The neuroscience of autism: New clues for how condition begins

Scientists have uncovered details of a key cellular mechanism crucial for proper brain development; it involves a gene that, when mutated, had previously been linked to the development of autism


In green, a normal radial glial cell and its neuronal progeny superimposed in cortex scaffold illustration. In purple, a Memo1-deficient (purple) cell and progeny. MEMO1 mutations are associated with autism and epilepsy.

Anton Lab, UNC School of Medicine

UNC School of Medicine scientists unveiled how a particular gene helps organize the scaffolding of brain cells called radial progenitors necessary for the orderly formation of the brain. Previous studies have shown that this gene is mutated in some people with autism.

The discovery, published in Neuron, illuminates the molecular details of a key process in brain development and adds to the scientific understanding of the biological basis of autism spectrum disorder (ASD), a condition linked to brain development and estimated to affect about one in 59 children born in the United States.

“This finding suggests that ASD can be caused by disruptions occurring very early on, when the cerebral cortex is just beginning to construct itself,” said study senior author Eva S. Anton, PhD, professor of cell biology and physiology at the UNC School of Medicine and member of the UNC Neuroscience Center and the UNC Autism Research Center.

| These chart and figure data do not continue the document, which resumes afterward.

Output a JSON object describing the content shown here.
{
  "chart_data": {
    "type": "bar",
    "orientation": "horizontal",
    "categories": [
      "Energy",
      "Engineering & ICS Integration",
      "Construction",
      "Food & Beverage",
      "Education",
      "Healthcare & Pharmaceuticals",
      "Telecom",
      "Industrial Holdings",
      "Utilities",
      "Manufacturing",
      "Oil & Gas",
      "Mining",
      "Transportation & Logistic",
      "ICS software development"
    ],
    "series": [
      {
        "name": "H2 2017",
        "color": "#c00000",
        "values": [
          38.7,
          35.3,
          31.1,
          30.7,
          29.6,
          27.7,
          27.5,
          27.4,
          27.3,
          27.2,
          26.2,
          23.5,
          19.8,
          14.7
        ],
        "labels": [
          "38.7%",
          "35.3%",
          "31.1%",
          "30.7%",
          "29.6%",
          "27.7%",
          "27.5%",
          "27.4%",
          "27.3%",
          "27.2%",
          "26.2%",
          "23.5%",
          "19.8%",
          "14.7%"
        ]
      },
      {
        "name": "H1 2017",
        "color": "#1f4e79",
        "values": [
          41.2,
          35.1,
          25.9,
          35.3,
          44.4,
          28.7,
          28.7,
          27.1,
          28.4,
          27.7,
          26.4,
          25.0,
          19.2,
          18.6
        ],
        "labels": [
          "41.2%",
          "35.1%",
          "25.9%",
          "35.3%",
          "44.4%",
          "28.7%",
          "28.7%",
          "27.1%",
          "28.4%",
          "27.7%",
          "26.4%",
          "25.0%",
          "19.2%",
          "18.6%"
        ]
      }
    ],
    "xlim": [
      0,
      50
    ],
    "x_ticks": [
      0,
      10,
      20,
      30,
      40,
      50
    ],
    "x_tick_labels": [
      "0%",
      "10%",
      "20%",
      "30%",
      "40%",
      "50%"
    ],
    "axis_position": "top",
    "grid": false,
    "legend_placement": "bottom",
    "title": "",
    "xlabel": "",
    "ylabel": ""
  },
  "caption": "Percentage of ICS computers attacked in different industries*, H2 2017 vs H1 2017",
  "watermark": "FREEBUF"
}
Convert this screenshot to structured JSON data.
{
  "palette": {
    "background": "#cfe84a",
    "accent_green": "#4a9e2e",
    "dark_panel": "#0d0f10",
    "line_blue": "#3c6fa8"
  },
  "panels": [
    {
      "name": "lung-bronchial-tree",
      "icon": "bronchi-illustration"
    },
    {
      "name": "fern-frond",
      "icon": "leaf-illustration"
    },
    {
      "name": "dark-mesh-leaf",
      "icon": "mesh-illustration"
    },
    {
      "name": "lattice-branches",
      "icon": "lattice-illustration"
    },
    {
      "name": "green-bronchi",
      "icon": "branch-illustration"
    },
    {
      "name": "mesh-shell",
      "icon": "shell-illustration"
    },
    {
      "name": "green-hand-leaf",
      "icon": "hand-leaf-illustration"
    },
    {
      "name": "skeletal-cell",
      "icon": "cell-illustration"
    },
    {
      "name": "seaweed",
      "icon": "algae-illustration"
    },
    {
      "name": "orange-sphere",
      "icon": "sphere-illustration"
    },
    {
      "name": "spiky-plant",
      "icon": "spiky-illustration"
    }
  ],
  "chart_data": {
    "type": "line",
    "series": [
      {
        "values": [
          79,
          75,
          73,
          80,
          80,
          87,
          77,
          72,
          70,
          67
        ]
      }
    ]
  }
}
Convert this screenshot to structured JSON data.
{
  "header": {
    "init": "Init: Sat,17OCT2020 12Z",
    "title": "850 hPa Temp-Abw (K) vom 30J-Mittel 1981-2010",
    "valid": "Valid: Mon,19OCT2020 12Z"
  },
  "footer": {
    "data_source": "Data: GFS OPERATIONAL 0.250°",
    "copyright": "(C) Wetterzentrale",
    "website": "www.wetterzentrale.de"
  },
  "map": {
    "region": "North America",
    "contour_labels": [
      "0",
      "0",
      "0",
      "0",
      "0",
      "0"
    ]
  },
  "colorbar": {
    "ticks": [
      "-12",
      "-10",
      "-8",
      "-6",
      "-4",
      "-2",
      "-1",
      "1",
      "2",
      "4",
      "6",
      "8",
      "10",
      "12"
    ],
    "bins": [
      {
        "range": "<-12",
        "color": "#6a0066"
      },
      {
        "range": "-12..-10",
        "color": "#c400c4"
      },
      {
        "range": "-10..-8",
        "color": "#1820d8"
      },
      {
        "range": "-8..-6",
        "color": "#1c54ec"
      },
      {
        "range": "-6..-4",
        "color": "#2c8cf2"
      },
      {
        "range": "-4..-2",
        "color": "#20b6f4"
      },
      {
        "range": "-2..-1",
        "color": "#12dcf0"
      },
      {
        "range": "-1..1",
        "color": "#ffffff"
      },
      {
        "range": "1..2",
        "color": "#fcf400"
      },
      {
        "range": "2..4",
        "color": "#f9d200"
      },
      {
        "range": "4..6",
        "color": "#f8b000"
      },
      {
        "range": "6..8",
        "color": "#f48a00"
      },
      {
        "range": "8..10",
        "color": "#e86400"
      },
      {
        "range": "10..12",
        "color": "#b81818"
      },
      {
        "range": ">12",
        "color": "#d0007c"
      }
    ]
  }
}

The cerebral cortex – which in humans is responsible for higher brain functions including perception, speech, long-term memory, and consciousness – is relatively large and dominant compared to other brain structures.

How the cortex constructs itself in the developing brain of a human or other mammal is far from fully understood. But scientists know that early in cortical development, precursor cells called radial glial cells (RGCs) appear at the bottom of the developing cortex in a regularly spaced or tiled pattern. Each RGC sprouts a single stalk-like structure, called a basal process that extends to the top of the cortex. Collectively these RGCs and their basal processes form a scaffold, much like the scaffolds of a construction site.

RGCs divide to form young cortical neurons, and these baby neurons climb the scaffold to find their proper places in the developing brain. The cortex, thanks to this scaffolding system, normally develops a highly regular structure with six distinct layers of neurons required for the normal formation of functional neural cortical circuits.

Anton and colleagues discovered that a gene encoding for a protein called Memo1 is needed to organize the tiled radial glial cell scaffold. Mutations in the Memo1 gene also have been found in some people with autism and are suspected of causing the condition. To explore Memo1’s role in brain development and autism, Anton’s team first engineered mice in which the Memo1 gene is deleted early in brain development in RGCs.

They found the resulting RGC scaffold is disrupted. Each RGC’s stalk-like basal process formed too many branches and no longer forms a guiding scaffold, resulting in neuronal misplacement and disorganized layers. The scientists traced this ill effect, in part, to unstable microtubules, which normally help reinforce the scaffold structure and serve as railways for the internal traffic of key molecules necessary for RGC function.

Intriguingly, studies of the brains of children with autism found patches of similar neuronal disorganization. The scientists then analyzed MEMO1 gene mutations reported recently in individuals with autism behaviors and intellectual disabilities. They discovered the human MEMO1 genetic mutation resulted in a shortened form of the Memo1 protein and this can disrupt RGC development

Further supporting the autism connection, Anton and his colleagues discovered the mice lacking Memo1 in their RGCs behaved abnormally, showing a lack of explorative activity similar to those seen in some people with autism.

The findings overall suggest that Memo1-associated autism may be wired into the brain very early in development than are other forms of autism with origins in disrupted neuronal differentiation and connectivity.

“For disorders of brain development such as ASD, it is important to understand the origins of the problem even if we are still far away from being able to correct developmental disruptions occurring in utero,” Anton said. “We need this foundational knowledge if we are to truly get to the root causes of these conditions and eventually develop better diagnostic or therapeutic strategies.”

Anton and colleagues are continuing to evaluate MEMO1 in cortical development and autism, and as more human mutations are being identified in this gene family and other ASD genes, they plan to shift from experiments in mice to the study of human brain organoids – kind of mini brains that can be grown from patient derived stem cells with ASD related mutations.